I don’t need to explain myself for you to not be an asshole. An asshole is an asshole and things in proximity to the asshole do not become one. At least they don’t need to. The owner, she was a jerk, but I didn’t need to be and I also didn’t need to tell her why I shouldn’t be talked down to. You might think, well, maybe that’s a common occurrence. Sure. So, make it part of your policy that you ask or have a form to initial and one of the items is “does or could anyone else claim ownership to these items? If you answered yes, are they ok with the items being sold?” Easy.

I also stopped trying to legitimize myself around that time. I stopped trying to look more adult, I look like what I look like. I stopped breaking my back and staying up around the clock to create the perfect everything, to overachieve, to get more degrees or make myself “worthy”. I got hobbies, ones I liked. I started really getting into my yoga practice, mindfulness, and how I fit into the world. I started exploring what made me tick? What made me happy?

I was on a great path for a few years, really in my own groove, really in touch with who I was.
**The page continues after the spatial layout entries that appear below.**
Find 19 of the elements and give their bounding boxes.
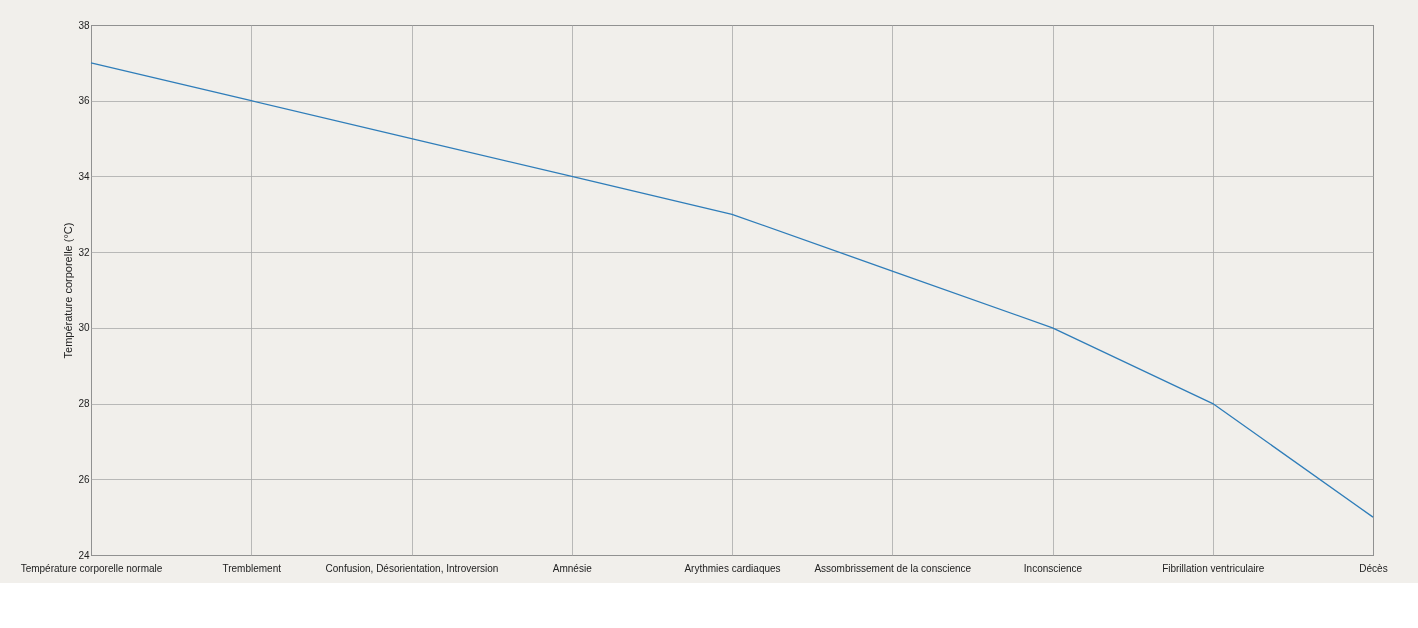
x-tick-label: Assombrissement de la conscience: [814, 562, 972, 574]
y-tick-label: 26: [78, 473, 90, 485]
x-tick-label: Arythmies cardiaques: [684, 562, 781, 574]
x-tick-label: Inconscience: [1023, 562, 1083, 574]
y-tick-label: 32: [78, 246, 90, 258]
x-tick-label: Température corporelle normale: [20, 562, 163, 574]
x-tick-label: Tremblement: [222, 562, 282, 574]
y-tick-label: 38: [78, 19, 90, 31]
y-tick-label: 36: [78, 95, 90, 107]
x-tick-label: Amnésie: [552, 562, 593, 574]
y-tick-label: 34: [78, 170, 90, 182]
y-tick-label: 30: [78, 322, 90, 334]
y-tick-label: 24: [78, 549, 90, 561]
x-tick-label: Fibrillation ventriculaire: [1162, 562, 1265, 574]
y-axis-title: Température corporelle (°C): [62, 222, 75, 359]
line-series: [90, 62, 1374, 518]
x-tick-label: Décès: [1359, 562, 1388, 574]
x-tick-label: Confusion, Désorientation, Introversion: [325, 562, 499, 574]
y-tick-label: 28: [78, 398, 90, 410]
Being in touch with myself made me better at being part of my community, a better mom, friend, and so on. When you feel good, when you’re taking care of you, it’s easier to do everything else.

And then a whirlwind of changes, a marriage followed by a baby (order intentional) and I was back at square one. WHO AM I???? I lost myself trying to fix everything and everybody else, tried to fit that mold I thought I was supposed to fit in. But that image, it crushed me. The societal demands I felt were so much and people could be so unkind.

“Did you get pregnant to keep your boyfriend? I was talking about it with some friends and we can’t see any reason a person that’s smart and with resources would have a baby in college—so it was on purpose.”

Some people just suck. But those questions beat me down. Twice. I gave up on myself and my goals and started playing according to what people were saying to make them feel better.

In the next couple weeks I am getting together with my girlfriends from yoga school to make new vision boards. I need this so bad. I’m ready to have a strong vision again. I know the path I want to be on—to know and honor myself. To laugh at how ridiculous people can be instead of crying bout it. To be centered.

My eye bags are my proof of the fire I walked through. But I am out of the fire. I am ready to keep moving. I am ready to fly.